Your doctor will discuss with you what type of lens will suit you.

Multifocal and accommodating lenses are not normally available through the medical aid. Ask your ophthalmologist what lenses are available in your area.

For information about accommodating lenses, see the 'cautions' section.

How is the operation done?

The doctor makes a very small cut in the surface (cornea) of your eye at the front. The doctor inserts a tiny probe through this cut. The probe breaks up the cloudy lens into tiny pieces using ultrasound. Then the tiny pieces are sucked out of the eye.

Once this is done, the doctor inserts an artificial clear plastic lens through the cut. The lens sits in a little 'pocket' (the lens capsule) to keep it in place. The lens is folded when it is inserted. Once in position, it is allowed to unfold.

The operation usually takes 15-30 minutes, although sometimes it can take slightly longer. You may be given a pad to wear over your eye, to protect it after the operation.

Other operations for age-related cataracts

Two other operations may be performed to remove age-related cataracts, although these are much less common. In manual extracapsular extraction, the doctor makes a slightly larger cut in the eye, and the lens is removed in one piece, rather than being broken up first by ultrasound.

In intracapsular extraction, the lens capsule is removed, as well as the lens. A replacement plastic lens is then sewn into the eye. In some cases, special (aphakic) glasses or contact lenses may need to be worn instead. This type of operation is rare in the RSA.

After your operation

For most people, vision improves noticeably straightaway, although it may take a little while to settle down completely. The cut in the eye's surface is so small that it usually heals by itself, although sometimes a small stitch may be needed.

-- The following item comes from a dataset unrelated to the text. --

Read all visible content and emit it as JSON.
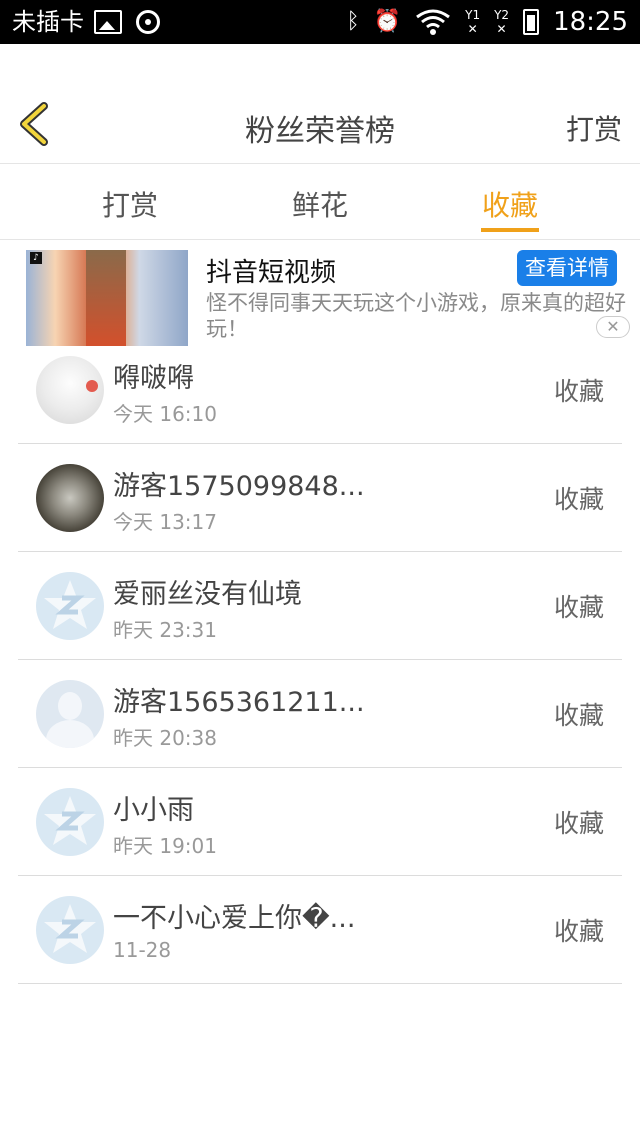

Your doctor will probably advise you to take it easy, for example, by avoiding sports and any vigorous activities. When the operation is done, your plastic lens will be set up for a certain level of vision. After your operation, you will probably need to wear glasses, for example, to see objects that are:

  • far away (distance vision), or
  • close to you (near vision).

If you wore glasses before, your prescription will probably change. It takes several weeks after the operation for your vision to settle down before your optician can give you a new prescription.